Alma Locker was discovered by a researcher from Proofpoint, Darien Huss. Proofpoint said that so far there is no free no way to decrypt the encrypted files, but work is being done on it. Currently, the only safe way to restore files is the load of backups. If you have not made a backup – your files are likely to be lost.
How Alma Locker penetrates the system and encrypts the files
Alma Locker, like other similar viruses is being distributed via e-mail. After infection, the virus generates a random extension that will be added to the file names, and computer ID, based on the serial number of the drive C and MAC address of the first network interface. The virus can encrypt almost all the most popular data extensions, this applies to audio and video files, text documents and images. The program files remain safe. Alma Locker uses AES-128 encryption algorithm, so if you are going to try to decrypt the files yourself – you will fail.

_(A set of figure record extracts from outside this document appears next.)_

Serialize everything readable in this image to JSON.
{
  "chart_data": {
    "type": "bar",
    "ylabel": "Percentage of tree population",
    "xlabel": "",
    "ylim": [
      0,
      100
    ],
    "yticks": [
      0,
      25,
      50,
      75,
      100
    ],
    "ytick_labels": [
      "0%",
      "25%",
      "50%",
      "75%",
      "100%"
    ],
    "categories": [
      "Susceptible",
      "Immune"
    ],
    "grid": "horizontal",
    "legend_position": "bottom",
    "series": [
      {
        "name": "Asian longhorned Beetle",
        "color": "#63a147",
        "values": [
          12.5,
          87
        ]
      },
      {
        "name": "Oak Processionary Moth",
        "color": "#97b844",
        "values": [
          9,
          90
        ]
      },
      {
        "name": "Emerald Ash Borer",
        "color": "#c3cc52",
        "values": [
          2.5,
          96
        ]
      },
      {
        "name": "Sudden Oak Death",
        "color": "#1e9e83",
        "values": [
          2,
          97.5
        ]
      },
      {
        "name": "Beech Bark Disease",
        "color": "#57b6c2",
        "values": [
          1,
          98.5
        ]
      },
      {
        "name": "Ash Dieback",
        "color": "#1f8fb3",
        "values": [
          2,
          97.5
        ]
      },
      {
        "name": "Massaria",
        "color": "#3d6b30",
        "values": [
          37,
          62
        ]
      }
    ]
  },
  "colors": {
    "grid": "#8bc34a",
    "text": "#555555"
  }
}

When the encryption process is finished, the virus displays a message to the user with the requirements of redemption, referring to the payment to the TOR network sites, and links to download the decryption software, after the payment of ransom. Redemption amount is 1 Bitcoin, but fraudsters have established payment term of 5 days. While it is not known what will happen at the end of this period. It is likely that the amount of foreclosures will increase, or files will be deleted (partially or completely).
One of the links in the message leads to the requirements of TOR on the site where your ID is displayed, and the name of the extension that your files received. Also, we’ll see how many hours left before the completion of 5-day count. In the design of the website the pirate flag “Jolly Roger” is used. Rather, it is an allusion to the fact that, if user wont pay the ransom, hackers will make him to walk the plank, or he will be keelhauled and sent to feed the fish. We hope that this is only a joke, and hackers wont do such terrible things to regular users.
Despite the fact that Alma Locker is not an extraordinary virus, it is created with high quality and, most likely, its hacking will take at least a few weeks. If you are not going to pay hackers for data recovery, and want to protect other files from encryption, you should remove the virus from your computer.